Brazilian journalist and actress (born 1949)

Hildegard Beatriz Angel Bogossian (September 24, 1949) is a Brazilian journalist and actress.

== Biography ==

=== Early years and education ===
Daughter of Minas Gerais fashion designer Zuzu Angel and American salesman Norman Angel Jones, Hildergard was born in Rio de Janeiro in 1949. She was born in a maternity hospital in the Laranjeiras neighborhood and lived until the age of two in Nova Iguaçu, in the Baixada Fluminense. When she was two, her parents moved to Ipanema, a noble neighborhood in Rio de Janeiro.

Married in 1943, Zuzu and Norman had three children, Stuart, Hildegard and Ana Cristina. The couple divorced in 1960. Zuzu had some sewing experience, as she sewed for a charitable cause, the Foundation of Social Pioneers, organized by Juscelino Kubitschek's wife and then first lady of Brazil, Sarah Kubitschek. After her divorce, she turned sewing into a craft.

Hildegard began working as an advertising girl for her mother Zuzu's sewing business and became interested in studying theater, influenced by her neighborhood neighbor Maria Clara Machado, who founded the Tablado Theater in Jardim Botânico and encouraged Hildegard to study theater at school.

=== Career ===
She began her theatrical career in Copacabana, in a play based on Arthur Miller's The Crucible, directed by João Bethencourt and performing with actors such as Eva Vilma, Rodolfo Mayer and Mário Lago. In 1966, she was part of the cast of Domingos de Oliveira's film Todas as Mulheres do Mundo.

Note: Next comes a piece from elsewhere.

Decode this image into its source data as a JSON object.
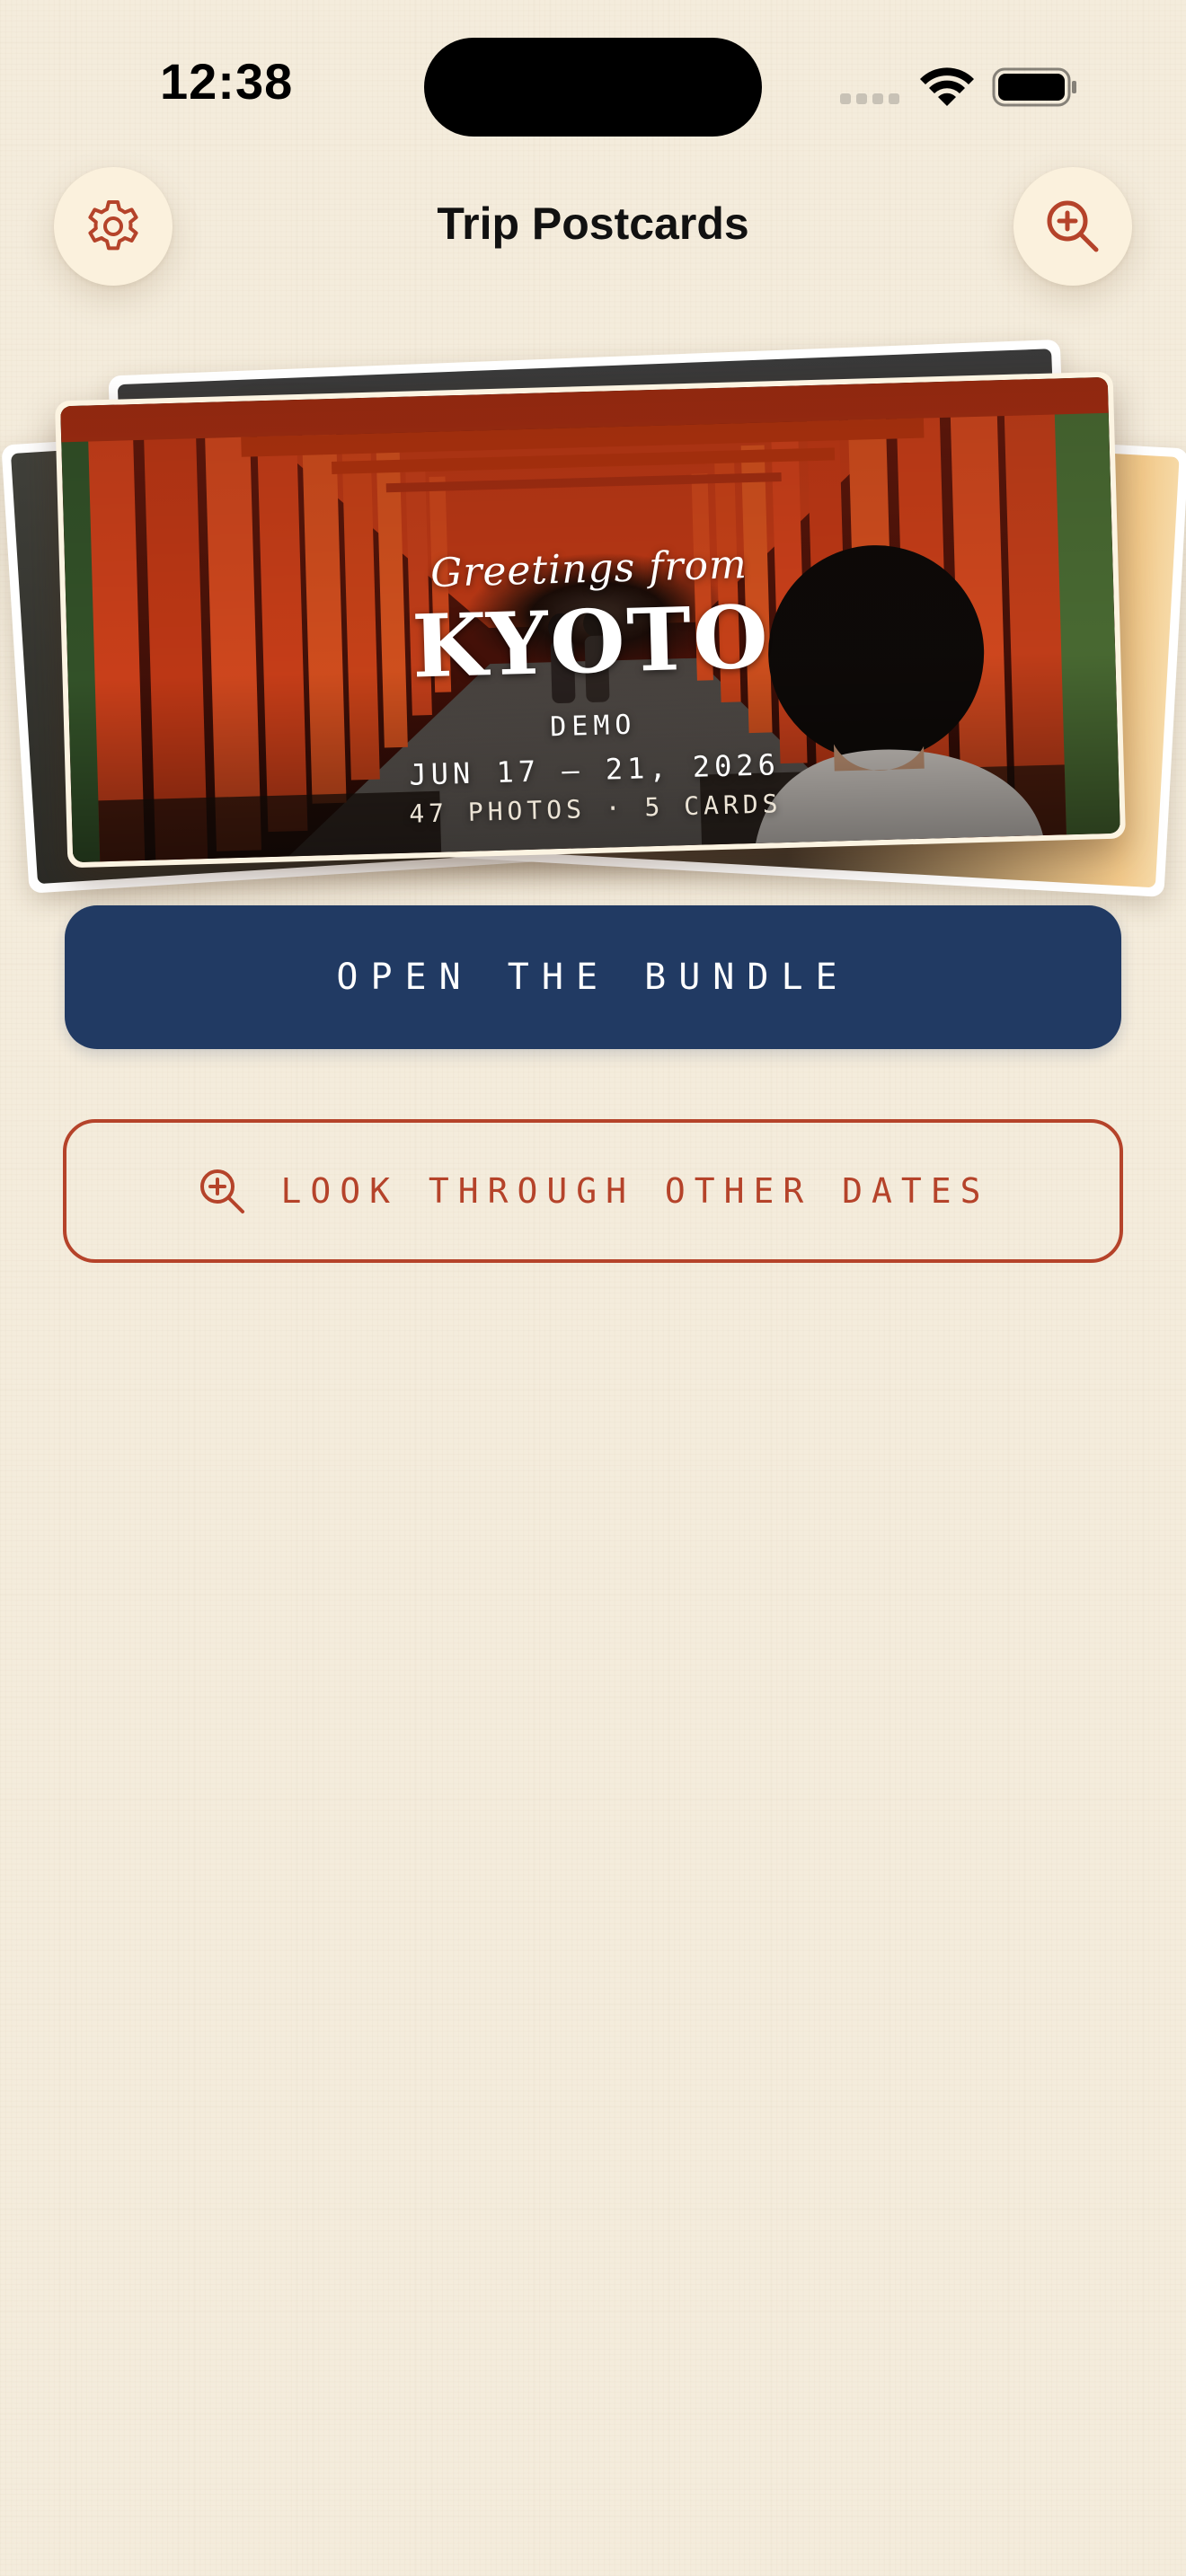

In 1971, she appeared in the film, O Barão Otelo no Barato dos Bilhões by director Miguel Borges, in a fictitious musical trio called Trio Sinistro, with actors Wilson Grey and Mariano Procópio. In the same year, her brother, Stuart Angel, an economics student at the Federal University of Rio de Janeiro (UFRJ) and member of the Brazilian Communist Party (PCB) and the 8th October Revolutionary Movement (MR8), was kidnapped by the Brazilian military dictatorship, becoming one of the most notorious cases of repression.

The following year, she played Beatriz in the TV Globo soap opera Selva de Pedra in 1972, written by Janete Clair. That same year, she took part in the play Freud Explica for more than six months with Jorge Dória and Yara Cortes in cast. In 1978, she played herself in TV Globo's comedy series O Pulo do Gato. Also in 1978, she played herself in the soap opera Dancin' Days.

In 1979, she returned to the movies. In the movie based on real crime, O Caso Cláudia, by Miguel Borges, she played a doctor. The following year, she played the stepmother of Betinho, played by André de Biase, in the film Terror e Êxtase directed by Antônio Calmon.

Appeared in Marco Altberg's film Prova de Fogo in 1980, where she worked with Maitê Proença and Pedro Paulo Rangel.

In parallel with her career as a theater and film actress since the age of 17, she worked for the newspaper O Globo, considered to be the leading newspaper in Rio de Janeiro. She became one of the country's leading social columnists, becoming a reference in the Brazilian press for her coverage of Rio society. For thirty years she wrote a column in the Globo group newspaper. After leaving the newspaper O Globo, she moved to another Rio newspaper, Jornal do Brasil, where she remained active in a social column for eight years.

Over the years, with progressive positions, she began to analyze political and economic issues. A sympathizer of the Workers' Party (PT), she arranged a lunch between Dilma Rousseff and socialite Lily Marinho in 2010. In 2014, she supported Dilma against Aécio Neves. She opposed Dilma Rousseff's impeachment and declared his vote for PT candidates Fernando Haddad in 2018 and Lula in 2022 for president.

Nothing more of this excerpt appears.